Las contradicciones de la historia

La historia la escriben los vencedores y siempre es de acuerdo al guión que se ha elaborado, a la elocuencia de sus testigos y a la influencia que se espera lograr en una determinada época para un objetivo político. Lo hemos visto en las decisiones del asalto a las Malvinas, en las guerras de Irak, Kuwait, Vietnam, Corea y hasta en la II Guerra Mundial, para no ir tan atrás que han dejado miles de muertos ¿Para qué hablar de los mil conflictos en Europa? El dominio de España en América que llevó tanta desolación y muerte en los pueblos que la habitaban para engrandecer el tesoro del monarca, cubrió con un pesado manto a cualquiera que quisiera destruir la imagen de los conquistadores y luego de los explotadores. Los libros se escribieron para destacar las figuras de los líderes que no eran, precisamente, ejemplos de rectitud moral y los hemos aprendido más que a la de los caciques, incas y emperadores de los saqueados imperios.

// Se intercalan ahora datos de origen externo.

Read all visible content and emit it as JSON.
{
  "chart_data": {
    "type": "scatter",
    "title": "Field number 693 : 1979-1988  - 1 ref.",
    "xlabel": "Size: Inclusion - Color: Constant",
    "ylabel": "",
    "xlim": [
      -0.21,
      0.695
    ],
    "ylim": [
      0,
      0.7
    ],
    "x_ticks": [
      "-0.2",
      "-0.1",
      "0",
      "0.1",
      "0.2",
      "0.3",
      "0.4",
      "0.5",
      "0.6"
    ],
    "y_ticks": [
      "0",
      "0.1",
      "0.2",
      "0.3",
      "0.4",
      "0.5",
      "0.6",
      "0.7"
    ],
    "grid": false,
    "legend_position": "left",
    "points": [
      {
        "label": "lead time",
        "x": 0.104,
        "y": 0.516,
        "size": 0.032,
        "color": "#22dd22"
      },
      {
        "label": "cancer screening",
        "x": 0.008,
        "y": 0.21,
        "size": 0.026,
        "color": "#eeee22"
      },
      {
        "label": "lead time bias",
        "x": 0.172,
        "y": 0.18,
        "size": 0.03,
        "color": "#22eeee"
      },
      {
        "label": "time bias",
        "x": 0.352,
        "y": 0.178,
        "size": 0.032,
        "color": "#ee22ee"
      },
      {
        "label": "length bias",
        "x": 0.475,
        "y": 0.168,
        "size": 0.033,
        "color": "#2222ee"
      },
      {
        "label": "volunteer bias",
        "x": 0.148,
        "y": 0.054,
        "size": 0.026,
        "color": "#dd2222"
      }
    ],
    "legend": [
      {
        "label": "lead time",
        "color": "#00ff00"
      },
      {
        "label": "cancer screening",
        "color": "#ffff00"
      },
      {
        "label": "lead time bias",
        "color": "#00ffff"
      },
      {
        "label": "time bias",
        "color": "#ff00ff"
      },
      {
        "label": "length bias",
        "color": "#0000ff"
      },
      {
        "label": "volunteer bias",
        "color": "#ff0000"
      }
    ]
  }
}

Olvidamos los regueros de sangre que ocurrieron en nuestro territorio y solidarizamos con las matanzas de viejo oeste norteamericano, elevados a las películas que nos quieren mostrar que todo lo que pueda ocurrir en el mundo, solo es en ese territorio. Empatizamos con ellos, con la discriminación y persecución y no miramos nuestro propio interior, ni el dolor del color de nuestra gente.
Hay muchos chilenos que han sido criados con la imagen de que son de otro Chile, el europeizado, el que reniega de la gente de las poblaciones, del campo o de las razas que la habitaban. Parece que hubiera un clamor por todo lo que es rubio, lindo, limpio, radiante y con soltura y con una papa en la boca puede tratar a otros de “rotos”, “flaites”, “indios” y agregarles adjetivos irreproducibles.
Esto genera una reacción, que pudiera ser entendida y justificada, de desprecio y rabia. El chileno tiene una actitud sumisa, de no reclamar en las filas, en el trabajo o ante el abuso de un vecino o de la autoridad. Teme que lo pisoteen más, hasta que se da cuenta que su mal no es individual. Es de muchos y que el mundo no se circunscribe a lo que muestran las noticias o a lo que representan las megaproducciones del cine. Somos mucho más que eso.
“1917”, “Las horas más oscuras” y “Dunkerke”, entre otras, son una manera nueva de ver los horrores de la guerra, pues te hacen pensar que no solo es acción, es sentimiento real y doloroso de sus protagonistas.
Conmemoramos la llegada de Colón y no se ha podido financiar películas que recuerden a nuestros antepasados, a sus sistemas de vida y al dolor parido por la llegada del blanco, su maldad y sus enfermedades. “Apocalypto” trató de acercarse a ello con la crudeza característica de Mel Gibson, pero hay muchas más lecturas que hacer y que no se han suprimido de los libros de historia escritos por conservadores que, buscando reconocimiento internacional, prefirieron omitir capítulos incómodos.
Estamos en una época en que se puede cuestionar todo y así lo ha asumido la nueva generación. Podemos presumir que detrás de cualquier argumento hay otro y es hora de que los estudiosos se dediquen a escarbar y destruir mitos.